Apple released a new Macbook Air in March of 2020 and on paper, it seems to check all the right boxes. Notable features include a much better scissor-switch keyboard (compared to the butterfly switches), and the ability to configure a quad-core CPU for only $100 extra over the base model, which now starts at $999.
So what’s not to like?
There’s just one problem with the 2020 MacBook Air: fan noise and high temps. Ok, maybe you can count that as 2 problems.
According to tech reviewers, even doing something as simple as watching a YouTube video can trigger the CPU to run at 100 degrees Celsius and extremely loud fans. The culprit? A CPU heatsink that doesn’t seem to be connected to the exhaust fan with heat pipes in order to actively cool it. Shocking, isn’t it?
The result is a potentially powerful laptop that can only display its chops for short bursts. But more importantly, the issue is excessive fan noise while doing even normal everyday tasks that shouldn’t be generating such fan noise.
There are reports that you can use a tool to turn off Turbo Boost in order to keep the CPU running slower and thus not get too hot or invoke excessive fan speeds. That may be all well and good, but having to gimp the system means you aren’t getting what you paid for.
Is There An Alternative?
Yes, in fact there is!
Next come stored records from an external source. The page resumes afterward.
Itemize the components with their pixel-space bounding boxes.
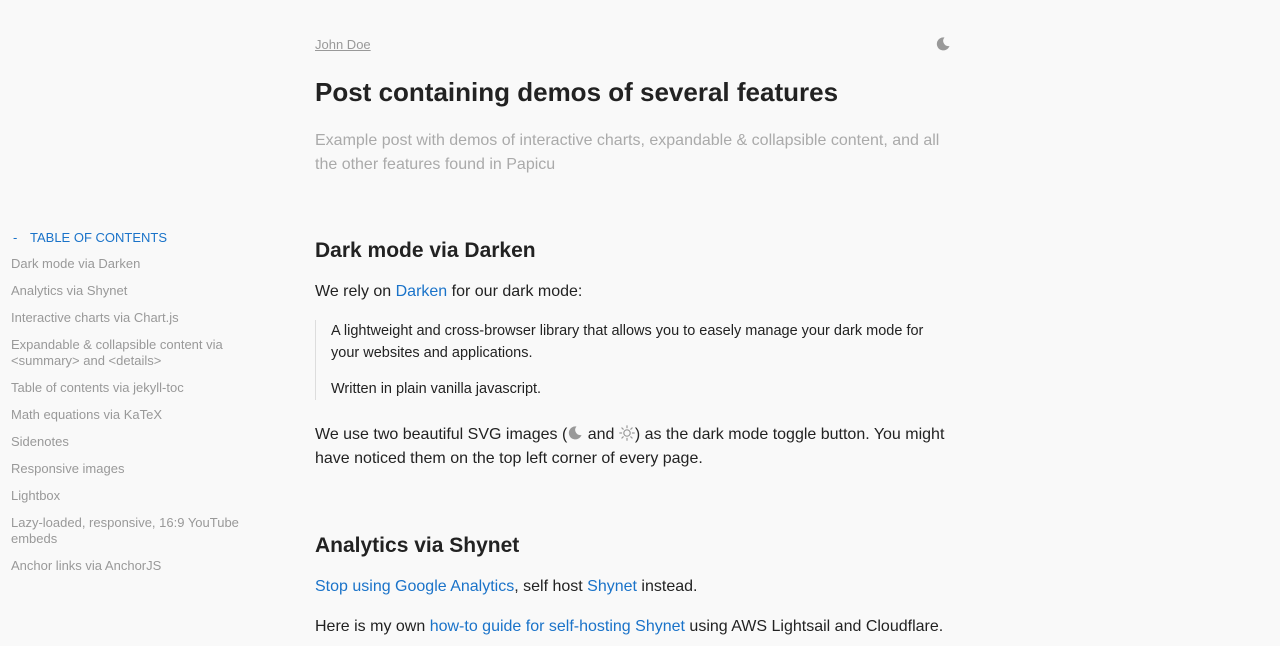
moon-icon[interactable] <box>935 36 951 52</box>
intro-text-before: We rely on <box>315 283 396 300</box>
analytics-paragraph-1: Stop using Google Analytics, self host S… <box>315 575 950 599</box>
toc-item-analytics[interactable]: Analytics via Shynet <box>11 283 261 299</box>
post-title: Post containing demos of several feature… <box>315 77 839 107</box>
toc-item-sidenotes[interactable]: Sidenotes <box>11 434 261 450</box>
toc-item-toc[interactable]: Table of contents via jekyll-toc <box>11 380 261 396</box>
shynet-guide-link[interactable]: how-to guide for self-hosting Shynet <box>430 618 685 635</box>
toc-item-responsive-images[interactable]: Responsive images <box>11 461 261 477</box>
darken-link[interactable]: Darken <box>396 283 448 300</box>
heading-dark-mode: Dark mode via Darken <box>315 239 536 262</box>
analytics-text-1: , self host <box>514 578 588 595</box>
toc-item-dark-mode[interactable]: Dark mode via Darken <box>11 256 261 272</box>
toc-item-expandable[interactable]: Expandable & collapsible content via <su… <box>11 337 261 369</box>
toc-item-anchor-links[interactable]: Anchor links via AnchorJS <box>11 558 261 574</box>
svg-text-and: and <box>583 426 619 443</box>
toc-header[interactable]: - TABLE OF CONTENTS <box>11 229 261 245</box>
sun-icon <box>619 425 635 441</box>
dark-mode-intro: We rely on Darken for our dark mode: <box>315 280 950 304</box>
stop-google-analytics-link[interactable]: Stop using Google Analytics <box>315 578 514 595</box>
moon-icon <box>567 425 583 441</box>
toc-item-charts[interactable]: Interactive charts via Chart.js <box>11 310 261 326</box>
toc-list: Dark mode via Darken Analytics via Shyne… <box>11 256 261 574</box>
analytics-text-2: instead. <box>636 578 698 595</box>
toc-item-youtube[interactable]: Lazy-loaded, responsive, 16:9 YouTube em… <box>11 515 261 547</box>
svg-text-before: We use two beautiful SVG images ( <box>315 426 568 443</box>
svg-toggle-paragraph: We use two beautiful SVG images ( and ) … <box>315 423 950 471</box>
shynet-link[interactable]: Shynet <box>587 578 637 595</box>
darken-quote: A lightweight and cross-browser library … <box>315 320 951 400</box>
quote-line-1: A lightweight and cross-browser library … <box>331 323 924 361</box>
post-subtitle: Example post with demos of interactive c… <box>315 132 940 173</box>
intro-text-after: for our dark mode: <box>447 283 583 300</box>
toc-item-math[interactable]: Math equations via KaTeX <box>11 407 261 423</box>
toc-collapse-toggle[interactable]: - <box>11 230 30 245</box>
quote-line-2: Written in plain vanilla javascript. <box>331 381 542 397</box>
analytics-paragraph-2: Here is my own how-to guide for self-hos… <box>315 615 950 639</box>
table-of-contents: - TABLE OF CONTENTS Dark mode via Darken… <box>11 229 261 585</box>
analytics-text-3: Here is my own <box>315 618 430 635</box>
toc-title[interactable]: TABLE OF CONTENTS <box>30 230 167 245</box>
heading-analytics: Analytics via Shynet <box>315 534 520 557</box>
toc-item-lightbox[interactable]: Lightbox <box>11 488 261 504</box>
analytics-text-4: using AWS Lightsail and Cloudflare. <box>684 618 944 635</box>
author-link[interactable]: John Doe <box>315 37 371 52</box>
Later this year (as soon as May possibly), Apple is rumored to refresh the 13" Macbook Pro, potentially with a new 14" model that has some design cues and feature upgrades similar to the 16" Macbook Pro released last year in 2019. We can expect:
- Similar scissor-switch keyboards as the 16" MacBook Pro and 2020 MacBook Air
- Higher resolution and better color screen vs. the MacBook Air
- Slightly heavier, but much more powerful than the MacBook Air
Unlike the Macbook Air, the MacBook Pro generally has superior thermal management, which means you will actually be able to use the power you pay for, and not have to deal with excessive fan noise while performing simpler daily tasks like watching videos.
This is all conjecture, but at this point I would wait to see what the new 2020 MacBook Pro refresh brings if you are in the market for a new Apple notebook computer.